How it Usually Works
- With traditional threading facilities
(e.g., pthreads), you have to:
- create a new thread for each sub-task
- wait for the threads to finish
- obtain the results for each thread
- You can still operate that way with C++ threads, but you can
also do it a lot easier using the
future
<
type>
templated class.
- It contains a value that will be computed asynchronously.

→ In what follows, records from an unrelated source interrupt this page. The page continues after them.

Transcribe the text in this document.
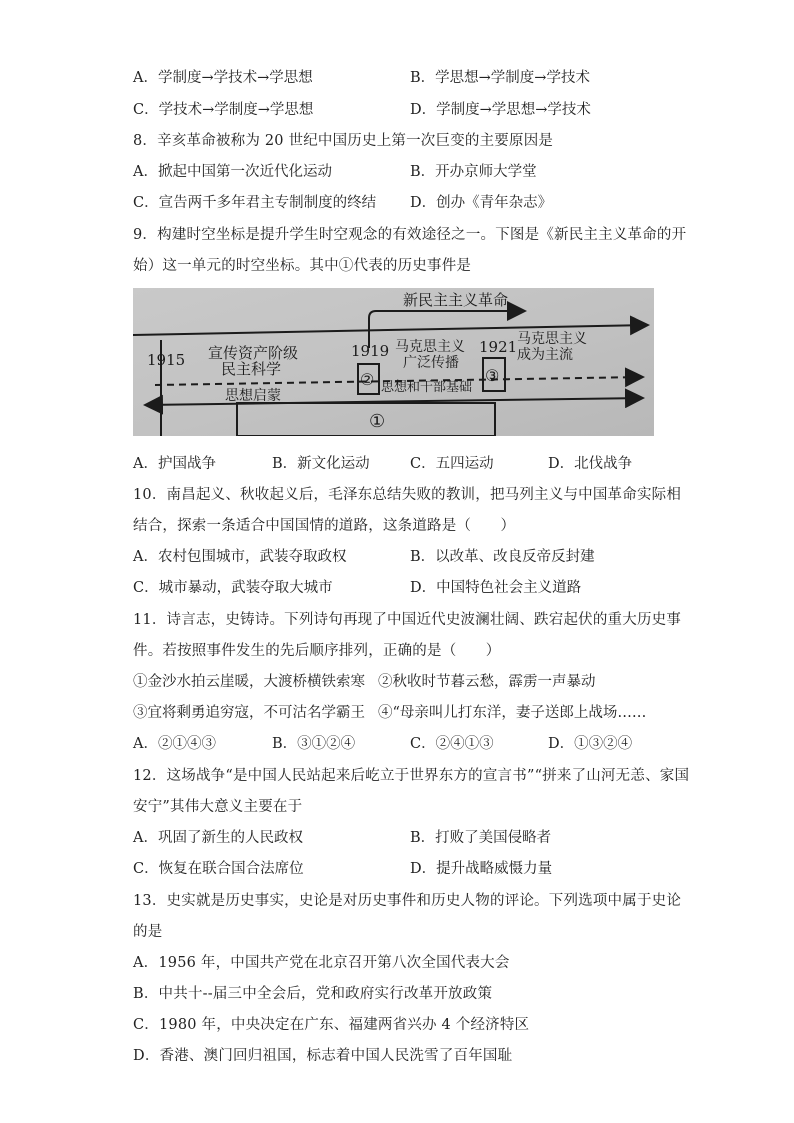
A．学制度→学技术→学思想	B．学思想→学制度→学技术
C．学技术→学制度→学思想	D．学制度→学思想→学技术
8．辛亥革命被称为 20 世纪中国历史上第一次巨变的主要原因是
A．掀起中国第一次近代化运动	B．开办京师大学堂
C．宣告两千多年君主专制制度的终结 D．创办《青年杂志》
9．构建时空坐标是提升学生时空观念的有效途径之一。下图是《新民主主义革命的开
始）这一单元的时空坐标。其中①代表的历史事件是
新民主主义革命
1915 宣传资产阶级
民主科学
1919 马克思主义
广泛传播
1921 马克思主义
成为主流
②	③
思想和干部基础
思想启蒙
①
A．护国战争	B．新文化运动	C．五四运动	D．北伐战争
10．南昌起义、秋收起义后，毛泽东总结失败的教训，把马列主义与中国革命实际相
结合，探索一条适合中国国情的道路，这条道路是（　　）
A．农村包围城市，武装夺取政权	B．以改革、改良反帝反封建
C．城市暴动，武装夺取大城市	D．中国特色社会主义道路
11．诗言志，史铸诗。下列诗句再现了中国近代史波澜壮阔、跌宕起伏的重大历史事
件。若按照事件发生的先后顺序排列，正确的是（　　）
①金沙水拍云崖暖，大渡桥横铁索寒 ②秋收时节暮云愁，霹雳一声暴动
③宜将剩勇追穷寇，不可沽名学霸王 ④“母亲叫儿打东洋，妻子送郎上战场……
A．②①④③	B．③①②④	C．②④①③	D．①③②④
12．这场战争“是中国人民站起来后屹立于世界东方的宣言书”“拼来了山河无恙、家国
安宁”其伟大意义主要在于
A．巩固了新生的人民政权	B．打败了美国侵略者
C．恢复在联合国合法席位	D．提升战略威慑力量
13．史实就是历史事实，史论是对历史事件和历史人物的评论。下列选项中属于史论
的是
A．1956 年，中国共产党在北京召开第八次全国代表大会
B．中共十--届三中全会后，党和政府实行改革开放政策
C．1980 年，中央决定在广东、福建两省兴办 4 个经济特区
D．香港、澳门回归祖国，标志着中国人民洗雪了百年国耻
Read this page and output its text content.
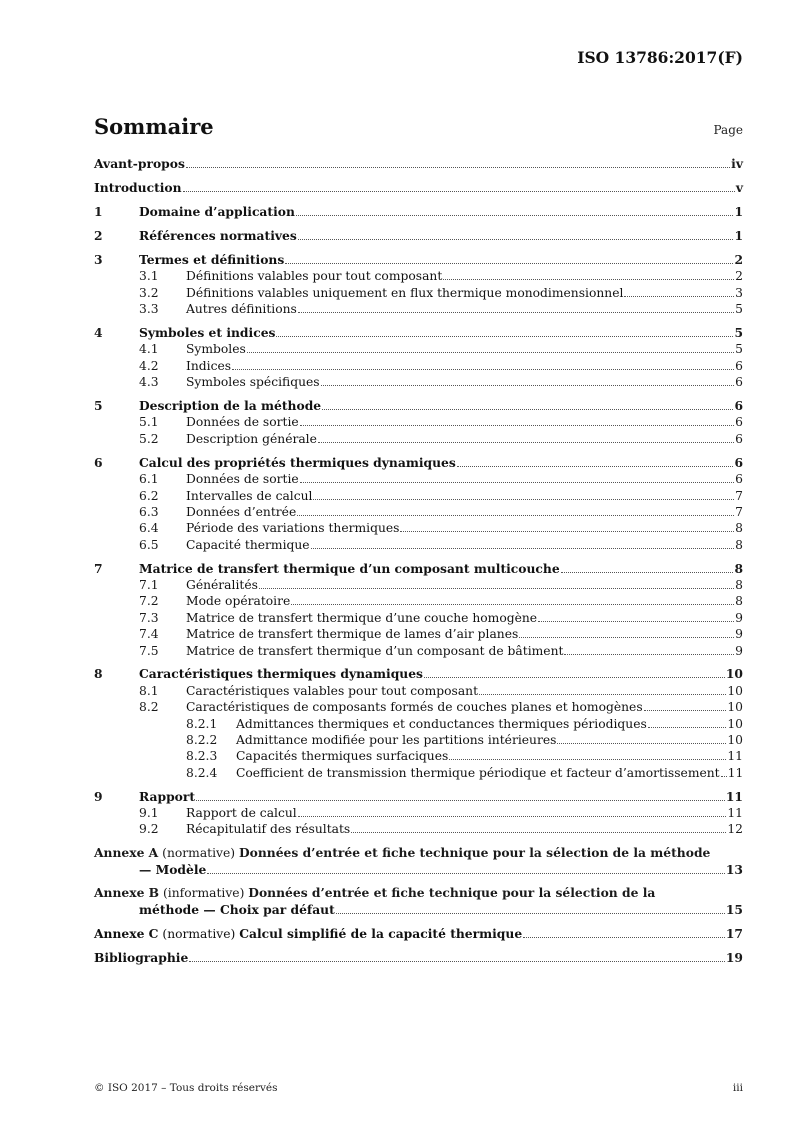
ISO 13786:2017(F)
Sommaire	Page
Avant-propos	iv
Introduction	v
1	Domaine d’application	1
2	Références normatives	1
3	Termes et définitions	2
3.1	Définitions valables pour tout composant	2
3.2	Définitions valables uniquement en flux thermique monodimensionnel	3
3.3	Autres définitions	5
4	Symboles et indices	5
4.1	Symboles	5
4.2	Indices	6
4.3	Symboles spécifiques	6
5	Description de la méthode	6
5.1	Données de sortie	6
5.2	Description générale	6
6	Calcul des propriétés thermiques dynamiques	6
6.1	Données de sortie	6
6.2	Intervalles de calcul	7
6.3	Données d’entrée	7
6.4	Période des variations thermiques	8
6.5	Capacité thermique	8
7	Matrice de transfert thermique d’un composant multicouche	8
7.1	Généralités	8
7.2	Mode opératoire	8
7.3	Matrice de transfert thermique d’une couche homogène	9
7.4	Matrice de transfert thermique de lames d’air planes	9
7.5	Matrice de transfert thermique d’un composant de bâtiment	9
8	Caractéristiques thermiques dynamiques	10
8.1	Caractéristiques valables pour tout composant	10
8.2	Caractéristiques de composants formés de couches planes et homogènes	10
8.2.1	Admittances thermiques et conductances thermiques périodiques	10
8.2.2	Admittance modifiée pour les partitions intérieures	10
8.2.3	Capacités thermiques surfaciques	11
8.2.4	Coefficient de transmission thermique périodique et facteur d’amortissement 11
9	Rapport	11
9.1	Rapport de calcul	11
9.2	Récapitulatif des résultats	12
Annexe A (normative) Données d’entrée et fiche technique pour la sélection de la méthode
— Modèle	13
Annexe B (informative) Données d’entrée et fiche technique pour la sélection de la
méthode — Choix par défaut	15
Annexe C (normative) Calcul simplifié de la capacité thermique	17
Bibliographie	19
© ISO 2017 – Tous droits réservés	iii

- When you ask for the value, it’ll wait for the value to be computed.
Threaded
int count_them(int start, int count) {
int found = 0;
for (int i=start; i<start+count; i++)
found += (i % 17 == 0);
return found;
}
int main() {
vector<future<int>> counts;
const auto block = 1e9 / thread::hardware_concurrency();
for (int b=1; b<=1e9; b+=block)
counts.emplace_back(async(count_them, b, block));
int total = 0;
for (auto &w : counts)
total += w.get();
cout << total;
}
63725489
Real time: 175 ms
Race Conditions
Here’s some code that increments an evil global variable many times:
int counter(0);
void foo() {
for (int i=0; i<100'000'000; i++)
counter++;
}
int main() {
foo();
cout << counter << '\n';
}
100000000
Real time: 194 ms
It works well.
Race Conditions
Let’s have two threads that do the same thing:
int counter(0);
void foo() {
for (int i=0; i<50'000'000; i++)
counter++;
}
int main() {
future<void> v1(async(foo)), v2(async(foo));
v1.wait();
v2.wait();
cout << counter << '\n';
}
50231310
Real time: 216 ms
That’s no good. Why did it fail?
Operations on counter
are not atomic. counter++
might become
r1=counter; r1++; counter=r1;
. Another thread might update
counter
in the middle of that.
Solution
atomic<int> counter(0);
void foo() {
for (int i=0; i<50'000'000; i++)
counter++;
}
int main() {
future<void> v1(async(foo)), v2(async(foo));
v1.wait();
v2.wait();
cout << counter << '\n';
}
100000000
Real time: 1.62 seconds
An atomic
<int> counter
has all-atomic operations.
Slower, probably, but correct. It’s poor code that writes
to memory that often, anyway. Ever hear of local variables‽
Details
Remember to:
Other
We’ve just scratched the surface. Other cool stuff:
-
<mutex>
-
mutexes, for mutual exclusion, which guard critical sections of
code that musn’t run in several threads simutaneously
-
<condition>
-
blocking and resuming threads until it’s ok for them to run
-
<thread>
-
general thread control: creation, status, killing, joining, etc.